Seven of those losses have come against the Padres and Diamondbacks with three more contests coming against the Padres in San Diego next week.

Of course, those games are sandwiched in between three games on the road against the National League West-leading Los Angeles Dodgers and three games at home against the American West-leading Seattle Mariners.

Best of luck, Shelty.

The Pirates are now 56-58, 4½ games out of the third wild-card spot and nine games behind the Milwaukee Brewers atop the National League Central. They are also losers of six of seven and are generally circling the drain.

Come to think of it, given the embarrassing warning track rain delay incident Tuesday night, perhaps “circling the drain” is a poor turn of phrase on my part.

Among the lowlights during this hideous stretch of baseball ineptitude:

• Reliever Colin Holderman had to be placed on the 15-day “injured” list. His alleged ailment is a right wrist injury in the wake of yielding 11 runs in his last 5⅓ innings.

• Closer David Bednar has blown his last two save opportunities. He is up to five on the season now. His ERA is 5.77. He’s more like Mike Williams than he is Kent Tekulve. If this guy wasn’t the rolly-polly, good-natured, Iron City-chugging hometown boy from Mars, we’d be running him ‘aht-ah-‘tahn like Matt Canada.

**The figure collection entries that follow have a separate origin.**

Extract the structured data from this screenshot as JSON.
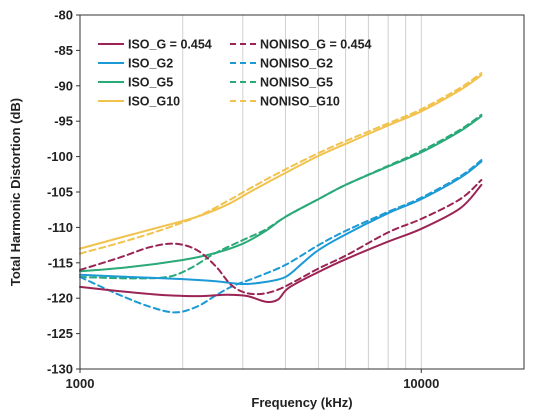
{
  "chart_data": {
    "type": "line",
    "title": "",
    "xlabel": "Frequency (kHz)",
    "ylabel": "Total Harmonic Distortion (dB)",
    "x_scale": "log",
    "xlim": [
      1000,
      20000
    ],
    "ylim": [
      -130,
      -80
    ],
    "x_ticks": [
      "1000",
      "10000"
    ],
    "y_ticks": [
      "-80",
      "-85",
      "-90",
      "-95",
      "-100",
      "-105",
      "-110",
      "-115",
      "-120",
      "-125",
      "-130"
    ],
    "grid": "vertical log grid, light gray",
    "legend_position": "top-left, inside plot",
    "series": [
      {
        "name": "ISO_G = 0.454",
        "color": "#9b2454",
        "dash": "solid",
        "points": [
          [
            1000,
            -118.4
          ],
          [
            1300,
            -119.0
          ],
          [
            1700,
            -119.5
          ],
          [
            2200,
            -119.7
          ],
          [
            2700,
            -119.5
          ],
          [
            3100,
            -119.7
          ],
          [
            3500,
            -120.5
          ],
          [
            3800,
            -120.2
          ],
          [
            4100,
            -118.5
          ],
          [
            5000,
            -116.3
          ],
          [
            6000,
            -114.5
          ],
          [
            8000,
            -112.0
          ],
          [
            10000,
            -110.2
          ],
          [
            13000,
            -107.3
          ],
          [
            15000,
            -104.0
          ]
        ]
      },
      {
        "name": "NONISO_G = 0.454",
        "color": "#9b2454",
        "dash": "dashed",
        "points": [
          [
            1000,
            -116.0
          ],
          [
            1300,
            -114.3
          ],
          [
            1600,
            -112.8
          ],
          [
            1900,
            -112.3
          ],
          [
            2200,
            -113.2
          ],
          [
            2500,
            -115.5
          ],
          [
            2800,
            -118.3
          ],
          [
            3200,
            -119.4
          ],
          [
            3800,
            -118.8
          ],
          [
            5000,
            -115.8
          ],
          [
            6000,
            -114.0
          ],
          [
            8000,
            -110.7
          ],
          [
            10000,
            -108.8
          ],
          [
            13000,
            -106.0
          ],
          [
            15000,
            -103.3
          ]
        ]
      },
      {
        "name": "ISO_G2",
        "color": "#1c9ad6",
        "dash": "solid",
        "points": [
          [
            1000,
            -116.7
          ],
          [
            1400,
            -117.0
          ],
          [
            2000,
            -117.3
          ],
          [
            2500,
            -117.6
          ],
          [
            3000,
            -118.0
          ],
          [
            3500,
            -117.7
          ],
          [
            4000,
            -117.0
          ],
          [
            4500,
            -115.0
          ],
          [
            5000,
            -113.2
          ],
          [
            6000,
            -111.0
          ],
          [
            8000,
            -108.0
          ],
          [
            10000,
            -106.0
          ],
          [
            13000,
            -103.0
          ],
          [
            15000,
            -100.7
          ]
        ]
      },
      {
        "name": "NONISO_G2",
        "color": "#1c9ad6",
        "dash": "dashed",
        "points": [
          [
            1000,
            -117.0
          ],
          [
            1300,
            -119.5
          ],
          [
            1600,
            -121.2
          ],
          [
            1900,
            -122.0
          ],
          [
            2200,
            -121.2
          ],
          [
            2500,
            -119.6
          ],
          [
            2800,
            -118.3
          ],
          [
            3300,
            -117.0
          ],
          [
            4000,
            -115.3
          ],
          [
            5000,
            -112.5
          ],
          [
            6000,
            -110.5
          ],
          [
            8000,
            -107.8
          ],
          [
            10000,
            -105.8
          ],
          [
            13000,
            -102.8
          ],
          [
            15000,
            -100.5
          ]
        ]
      },
      {
        "name": "ISO_G5",
        "color": "#2aa979",
        "dash": "solid",
        "points": [
          [
            1000,
            -116.2
          ],
          [
            1400,
            -115.6
          ],
          [
            2000,
            -114.6
          ],
          [
            2500,
            -113.6
          ],
          [
            3000,
            -112.3
          ],
          [
            3500,
            -110.5
          ],
          [
            4000,
            -108.5
          ],
          [
            5000,
            -106.0
          ],
          [
            6000,
            -104.0
          ],
          [
            8000,
            -101.4
          ],
          [
            10000,
            -99.4
          ],
          [
            13000,
            -96.4
          ],
          [
            15000,
            -94.3
          ]
        ]
      },
      {
        "name": "NONISO_G5",
        "color": "#2aa979",
        "dash": "dashed",
        "points": [
          [
            1000,
            -117.0
          ],
          [
            1400,
            -117.2
          ],
          [
            1800,
            -117.0
          ],
          [
            2100,
            -115.8
          ],
          [
            2500,
            -113.6
          ],
          [
            3000,
            -111.8
          ],
          [
            3500,
            -110.3
          ],
          [
            4000,
            -108.5
          ],
          [
            5000,
            -106.0
          ],
          [
            6000,
            -104.0
          ],
          [
            8000,
            -101.3
          ],
          [
            10000,
            -99.2
          ],
          [
            13000,
            -96.2
          ],
          [
            15000,
            -94.1
          ]
        ]
      },
      {
        "name": "ISO_G10",
        "color": "#f1c24c",
        "dash": "solid",
        "points": [
          [
            1000,
            -113.0
          ],
          [
            1300,
            -111.5
          ],
          [
            1700,
            -110.0
          ],
          [
            2200,
            -108.5
          ],
          [
            2700,
            -106.8
          ],
          [
            3200,
            -104.8
          ],
          [
            4000,
            -102.3
          ],
          [
            5000,
            -99.9
          ],
          [
            6000,
            -98.2
          ],
          [
            8000,
            -95.6
          ],
          [
            10000,
            -93.6
          ],
          [
            13000,
            -90.6
          ],
          [
            15000,
            -88.5
          ]
        ]
      },
      {
        "name": "NONISO_G10",
        "color": "#f1c24c",
        "dash": "dashed",
        "points": [
          [
            1000,
            -113.7
          ],
          [
            1300,
            -112.2
          ],
          [
            1700,
            -110.5
          ],
          [
            2200,
            -108.5
          ],
          [
            2700,
            -106.3
          ],
          [
            3200,
            -104.3
          ],
          [
            4000,
            -101.8
          ],
          [
            5000,
            -99.5
          ],
          [
            6000,
            -97.8
          ],
          [
            8000,
            -95.3
          ],
          [
            10000,
            -93.3
          ],
          [
            13000,
            -90.3
          ],
          [
            15000,
            -88.2
          ]
        ]
      }
    ]
  }
}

• Recently acquired outfielder Bryan De La Cruz is 4 for 27 with 10 strikeouts and no extra-base hits. Recently acquired utility man Isiah Kiner-Falefa is 5 for 23.

• Shortstop Oneil Cruz has committed eight errors since July 27 and 22 during the season.

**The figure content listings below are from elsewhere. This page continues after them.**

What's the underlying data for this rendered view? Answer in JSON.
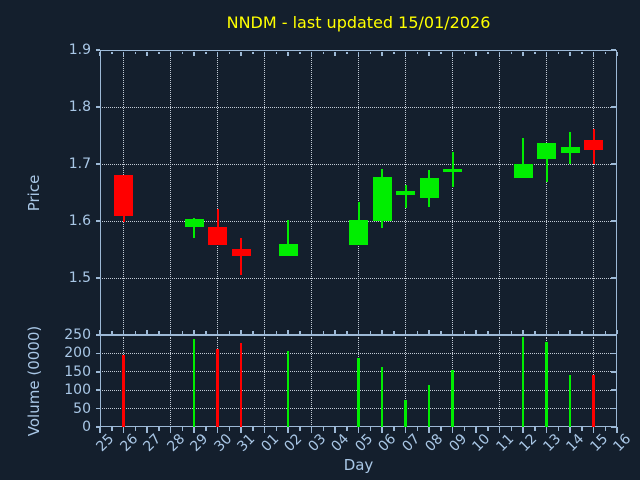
{
  "figure": {
    "title": "NNDM - last updated 15/01/2026",
    "background": "#141f2d"
  },
  "colors": {
    "up": "#00ee00",
    "down": "#ff0000",
    "title": "#ffff00",
    "axis_text": "#a9c7e6",
    "spine": "#9db9d6",
    "grid": "#c2cbd6"
  },
  "chart_data": [
    {
      "type": "candlestick",
      "title": "NNDM - last updated 15/01/2026",
      "xlabel": "Day",
      "ylabel": "Price",
      "ylim": [
        1.4,
        1.9
      ],
      "yticks": [
        1.9,
        1.8,
        1.7,
        1.6,
        1.5
      ],
      "ytick_labels": [
        "1.9",
        "1.8",
        "1.7",
        "1.6",
        "1.5"
      ],
      "x_labels": [
        "25",
        "26",
        "27",
        "28",
        "29",
        "30",
        "31",
        "01",
        "02",
        "03",
        "04",
        "05",
        "06",
        "07",
        "08",
        "09",
        "10",
        "11",
        "12",
        "13",
        "14",
        "15",
        "16"
      ],
      "grid_days": [
        "26",
        "28",
        "30",
        "01",
        "03",
        "05",
        "07",
        "09",
        "11",
        "13",
        "15"
      ],
      "grid_style": "dotted",
      "legend": "none",
      "ohlc": [
        {
          "day": "26",
          "open": 1.68,
          "high": 1.68,
          "low": 1.598,
          "close": 1.608
        },
        {
          "day": "29",
          "open": 1.59,
          "high": 1.605,
          "low": 1.57,
          "close": 1.603
        },
        {
          "day": "30",
          "open": 1.59,
          "high": 1.621,
          "low": 1.557,
          "close": 1.557
        },
        {
          "day": "31",
          "open": 1.551,
          "high": 1.571,
          "low": 1.506,
          "close": 1.539
        },
        {
          "day": "02",
          "open": 1.539,
          "high": 1.602,
          "low": 1.539,
          "close": 1.559
        },
        {
          "day": "05",
          "open": 1.558,
          "high": 1.633,
          "low": 1.558,
          "close": 1.601
        },
        {
          "day": "06",
          "open": 1.6,
          "high": 1.691,
          "low": 1.588,
          "close": 1.677
        },
        {
          "day": "07",
          "open": 1.645,
          "high": 1.663,
          "low": 1.623,
          "close": 1.652
        },
        {
          "day": "08",
          "open": 1.64,
          "high": 1.69,
          "low": 1.624,
          "close": 1.676
        },
        {
          "day": "09",
          "open": 1.687,
          "high": 1.721,
          "low": 1.659,
          "close": 1.691
        },
        {
          "day": "12",
          "open": 1.676,
          "high": 1.746,
          "low": 1.676,
          "close": 1.7
        },
        {
          "day": "13",
          "open": 1.708,
          "high": 1.736,
          "low": 1.669,
          "close": 1.736
        },
        {
          "day": "14",
          "open": 1.719,
          "high": 1.757,
          "low": 1.7,
          "close": 1.73
        },
        {
          "day": "15",
          "open": 1.742,
          "high": 1.761,
          "low": 1.7,
          "close": 1.724
        }
      ]
    },
    {
      "type": "bar",
      "ylabel": "Volume (0000)",
      "ylim": [
        0,
        250
      ],
      "yticks": [
        250,
        200,
        150,
        100,
        50,
        0
      ],
      "ytick_labels": [
        "250",
        "200",
        "150",
        "100",
        "50",
        "0"
      ],
      "categories": [
        "26",
        "29",
        "30",
        "31",
        "02",
        "05",
        "06",
        "07",
        "08",
        "09",
        "12",
        "13",
        "14",
        "15"
      ],
      "values": [
        197,
        240,
        211,
        228,
        206,
        188,
        164,
        73,
        113,
        154,
        245,
        230,
        140,
        140
      ]
    }
  ]
}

• A bright spot for much of the season, pitcher Luis Ortiz has given up 13 earned runs in his last three starts

• Regular contributors Michael A. Taylor, Yasmani Grandal, Ji Hwan Bae and Jared Triolo are all hitting under .200.

• So are Jack Suwinski and Henry Davis. That’s why they have been demoted.

• Many of Shelton’s recent decisions regarding when to bunt, when to pinch hit, when to steal, and when to pull pitchers have blown up in his face like Wile E. Coyote playing with an Acme stick of dynamite.

via GIPHY

The good news is that an NFL preseason game is taking place at the other end of the parking lot on Friday night. That means — aside from the occasional Paul Skenes start littered by a lack of run support, fielding disasters, bullpen catastrophes and managerial negligence — the foibles of the Local Nine will be largely disregarded until spring training of next year.

So, thanks again, fellas. You got us this far. It’s more than I expected.

Let the fifth-string running backs take it from here.